Private sellers are not the problem! When Frontline delved into this issue with a former BATFE agent, the data showed that criminals mostly do not get the guns from private party, in-person transactions like the kind our huffy reporter wants to end. Instead they get them these ways:
- Straw purchasers. People who can legally own guns buying them for those that can't. It's the firearm equivalent of buying alcohol for the underage, and it's even more illegal.
- Crooked FFL licensees. Not all dealers who are Federally licensed wish to cater to law-abiding types. These FFLs are guilty of felonies by knowingly forging paperwork and selling to those who cannot legally own.
- Unlicensed street dealers who buy guns from one of the first two guys
Criminals have incentive not to buy over the Internet as this huffy reporter demonstrated because such transactions are more easily traced and a face-to-face transaction means there's a witness to the deal. No surprise here-- criminals don't get guns the same way law-abiding owners do. They get them from crooked dealers (already illegal) and family and friends.

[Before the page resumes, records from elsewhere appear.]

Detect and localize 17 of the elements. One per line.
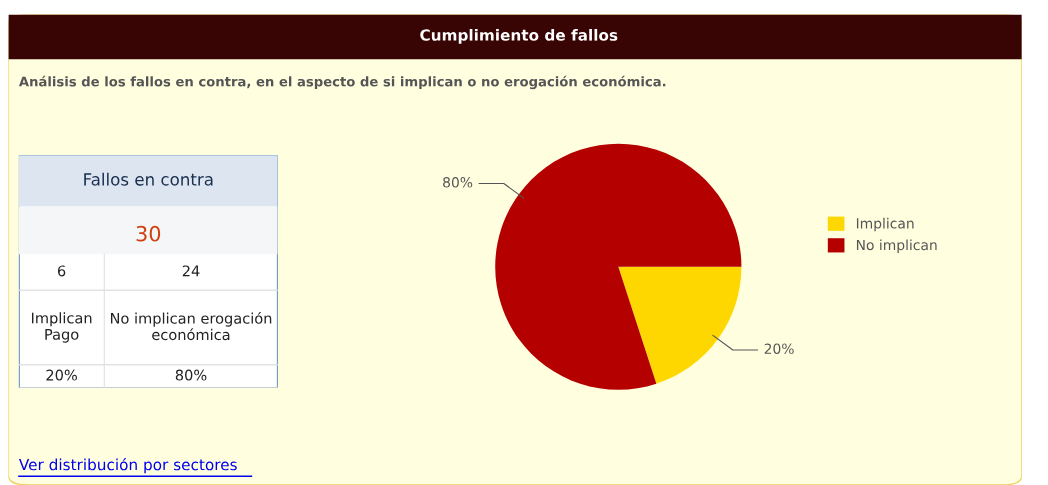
pie-slice	[495, 143, 742, 390]
text: Fallos en contra	[84, 172, 213, 186]
text: Ver distribución por sectores	[18, 457, 237, 474]
chart-subtitle: Análisis de los fallos en contra, en el aspecto de si implican o no erogación económica.	[18, 75, 666, 90]
data-label: 20%	[764, 343, 794, 354]
pie-slice	[618, 266, 742, 384]
chart-title: Cumplimiento de fallos	[420, 28, 618, 44]
text: Implican Pago	[31, 312, 92, 343]
text: 30	[136, 225, 161, 242]
text: 20%	[46, 369, 77, 381]
text: 80%	[175, 369, 207, 381]
text: 6	[57, 265, 66, 277]
data-label: 80%	[443, 177, 473, 188]
text: 24	[182, 265, 200, 277]
text: No implican erogación económica	[110, 311, 272, 341]
legend-label: No implican	[856, 239, 937, 253]
legend-label: Implican	[856, 217, 914, 232]
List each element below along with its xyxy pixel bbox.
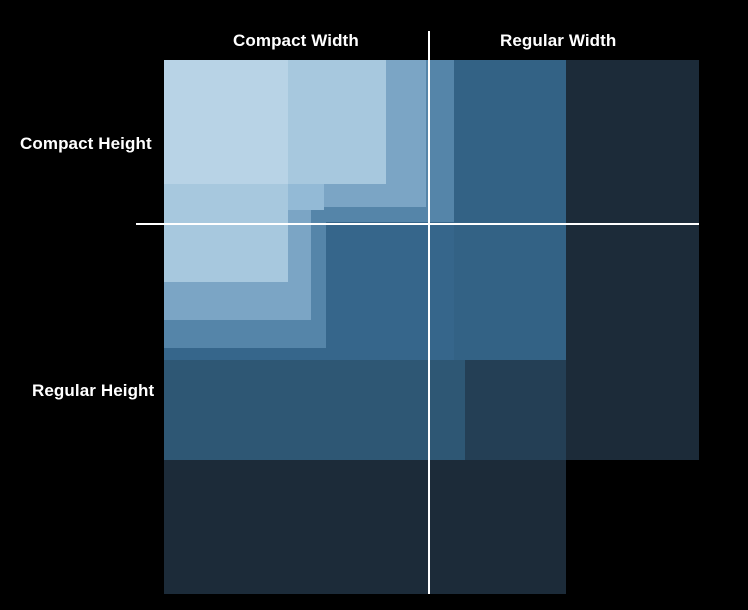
horizontal-divider-line	[136, 223, 699, 225]
regular-height-label: Regular Height	[32, 381, 155, 400]
compact-height-label: Compact Height	[20, 134, 152, 153]
region-smallest	[164, 60, 288, 184]
vertical-divider-line	[428, 31, 430, 594]
regular-width-label: Regular Width	[500, 31, 617, 50]
compact-width-label: Compact Width	[233, 31, 359, 50]
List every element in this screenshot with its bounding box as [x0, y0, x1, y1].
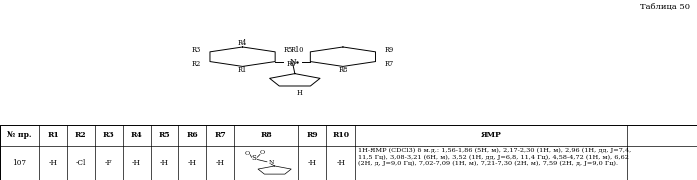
Text: Таблица 50: Таблица 50 — [640, 3, 690, 11]
Text: R8: R8 — [261, 131, 272, 140]
Text: O: O — [259, 150, 265, 156]
Text: R7: R7 — [384, 60, 393, 68]
Bar — [0, 125, 697, 180]
Text: R1: R1 — [47, 131, 59, 140]
Text: R4: R4 — [238, 39, 247, 47]
Text: R2: R2 — [192, 60, 201, 68]
Text: R10: R10 — [291, 46, 304, 54]
Text: S: S — [252, 154, 256, 162]
Text: R1: R1 — [238, 66, 247, 74]
Text: -Cl: -Cl — [76, 159, 86, 167]
Text: 1Н-ЯМР (CDCl3) δ м.д.: 1,56-1,86 (5H, м), 2,17-2,30 (1H, м), 2,96 (1H, дд, J=7,4: 1Н-ЯМР (CDCl3) δ м.д.: 1,56-1,86 (5H, м)… — [358, 147, 631, 166]
Text: -H: -H — [49, 159, 57, 167]
Text: R4: R4 — [131, 131, 142, 140]
Text: № пр.: № пр. — [7, 131, 32, 140]
Text: O: O — [244, 151, 250, 156]
Text: R5: R5 — [284, 46, 293, 54]
Text: -H: -H — [132, 159, 141, 167]
Text: -H: -H — [337, 159, 345, 167]
Text: R9: R9 — [307, 131, 318, 140]
Text: R3: R3 — [192, 46, 201, 54]
Text: -F: -F — [105, 159, 112, 167]
Text: -H: -H — [216, 159, 224, 167]
Text: R2: R2 — [75, 131, 86, 140]
Text: 107: 107 — [13, 159, 26, 167]
Text: R8: R8 — [338, 66, 348, 74]
Text: -H: -H — [188, 159, 197, 167]
Text: N: N — [289, 58, 296, 66]
Text: R9: R9 — [384, 46, 393, 54]
Text: R10: R10 — [332, 131, 349, 140]
Text: ЯМР: ЯМР — [481, 131, 502, 140]
Text: -H: -H — [160, 159, 169, 167]
Text: R5: R5 — [159, 131, 170, 140]
Text: -H: -H — [308, 159, 316, 167]
Text: R3: R3 — [103, 131, 114, 140]
Text: R6: R6 — [287, 60, 296, 68]
Text: R7: R7 — [215, 131, 226, 140]
Text: H: H — [296, 89, 302, 97]
Text: R6: R6 — [187, 131, 198, 140]
Text: N: N — [268, 160, 274, 165]
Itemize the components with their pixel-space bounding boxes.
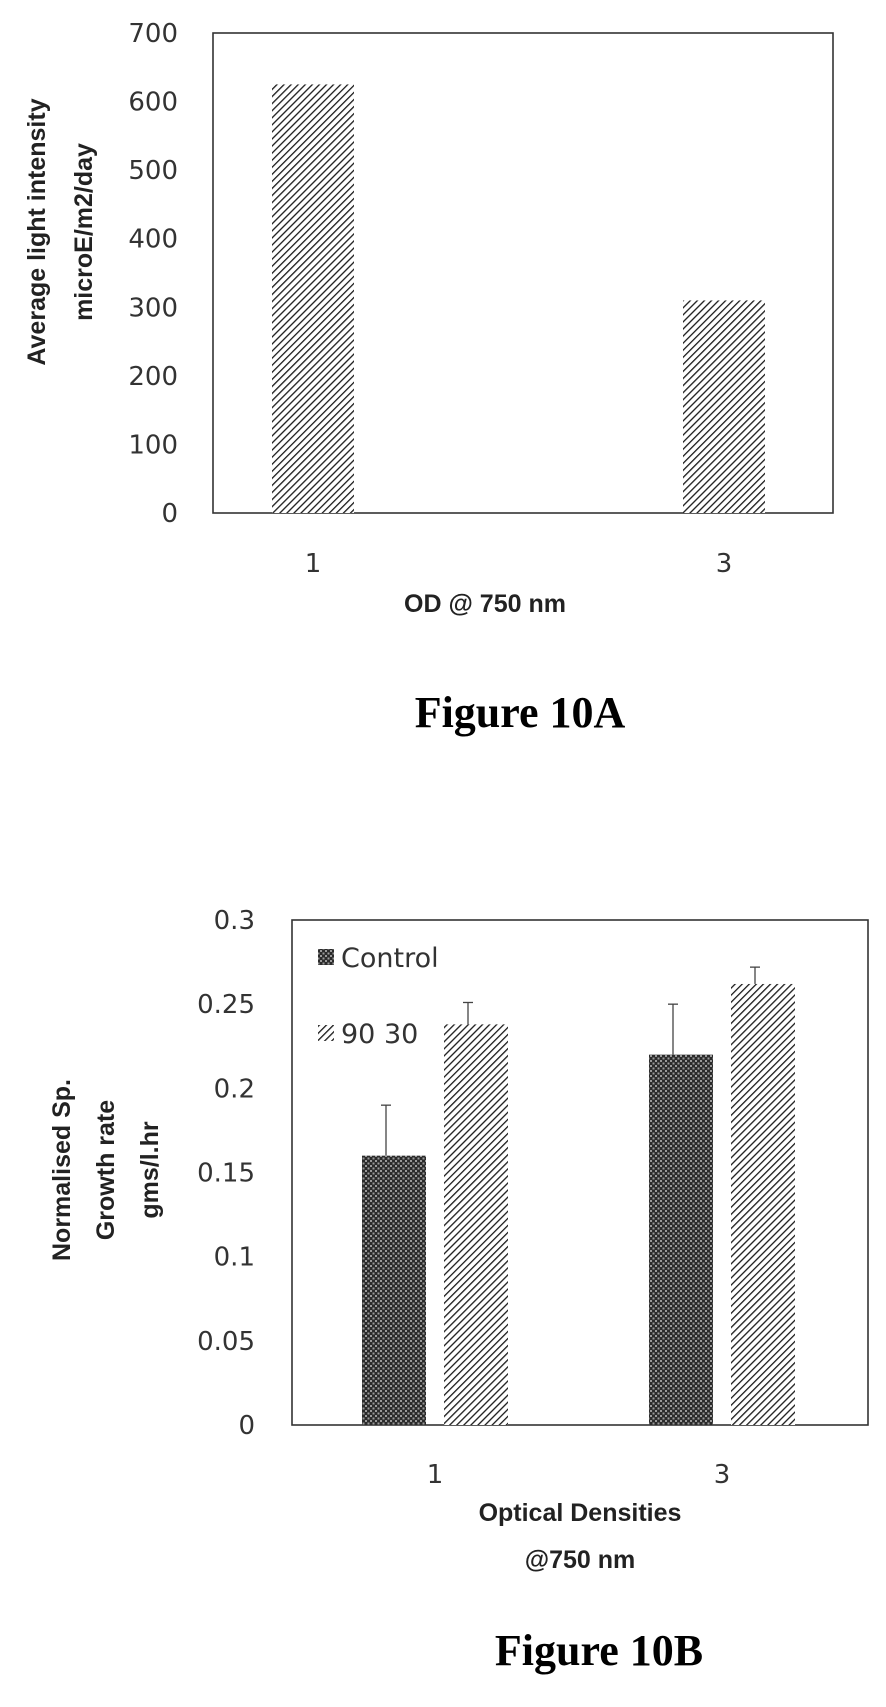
- legend-swatch-90-30: [318, 1025, 334, 1041]
- y-tick-label: 0.1: [214, 1243, 255, 1273]
- y-tick-label: 200: [128, 362, 178, 392]
- figure-10a-caption: Figure 10A: [415, 688, 626, 737]
- y-tick-label: 0.25: [197, 990, 255, 1020]
- y-tick-label: 300: [128, 293, 178, 323]
- legend-swatch-control: [318, 949, 334, 965]
- legend-label-90-30: 90 30: [341, 1019, 418, 1050]
- x-tick-label: 1: [427, 1460, 444, 1490]
- figure-10b-caption: Figure 10B: [495, 1626, 703, 1675]
- chart-10b-y-axis-label-line3: gms/l.hr: [136, 1121, 164, 1219]
- chart-10a-y-axis-label-line2: microE/m2/day: [70, 143, 98, 321]
- chart-10b-bars: [362, 983, 795, 1425]
- y-tick-label: 0.3: [214, 906, 255, 936]
- chart-10a-plot-frame: [212, 32, 834, 514]
- y-tick-label: 700: [128, 19, 178, 49]
- chart-10b-plot-frame: [291, 919, 869, 1426]
- x-tick-label: 3: [714, 1460, 731, 1490]
- y-tick-label: 0: [161, 499, 178, 529]
- chart-10b-x-axis-label-line2: @750 nm: [525, 1546, 636, 1574]
- bar-1: [272, 84, 354, 513]
- chart-10b-error-bars: [381, 966, 760, 1156]
- y-tick-label: 400: [128, 225, 178, 255]
- chart-10b-y-axis-label-line2: Growth rate: [92, 1100, 120, 1240]
- chart-10b-y-tick-labels: 0 0.05 0.1 0.15 0.2 0.25 0.3: [197, 906, 255, 1441]
- chart-10b-legend: Control 90 30: [318, 943, 439, 1050]
- y-tick-label: 0: [238, 1411, 255, 1441]
- y-tick-label: 0.05: [197, 1327, 255, 1357]
- bar-control-3: [649, 1054, 713, 1425]
- legend-label-control: Control: [341, 943, 439, 974]
- y-tick-label: 0.15: [197, 1159, 255, 1189]
- y-tick-label: 100: [128, 430, 178, 460]
- chart-10b-y-axis-label-line1: Normalised Sp.: [48, 1079, 76, 1261]
- x-tick-label: 1: [305, 549, 322, 579]
- y-tick-label: 500: [128, 156, 178, 186]
- bar-90-30-3: [731, 983, 795, 1425]
- chart-10a-y-axis-label-line1: Average light intensity: [23, 98, 51, 365]
- bar-3: [683, 300, 765, 513]
- y-tick-label: 0.2: [214, 1074, 255, 1104]
- chart-10a-bars: [272, 84, 765, 513]
- x-tick-label: 3: [716, 549, 733, 579]
- bar-90-30-1: [444, 1024, 508, 1425]
- y-tick-label: 600: [128, 88, 178, 118]
- chart-10a-x-axis-label: OD @ 750 nm: [404, 590, 566, 618]
- chart-10b-x-axis-label-line1: Optical Densities: [479, 1499, 682, 1527]
- bar-control-1: [362, 1155, 426, 1425]
- chart-10a-y-tick-labels: 0 100 200 300 400 500 600 700: [128, 19, 178, 529]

So where does that leave us? That leaves us with an angry, childish reporter demonizing law-abiding citizens for legally selling firearms, an activity linked to only the tiniest fraction of that tiny fraction (<10%)of violent crime that actually involves guns. Sure, that .50BMG could shoot down a helicopter-- but it never did. It almost certainly never will. That fact is completely lost on the likes of this NBC reporter.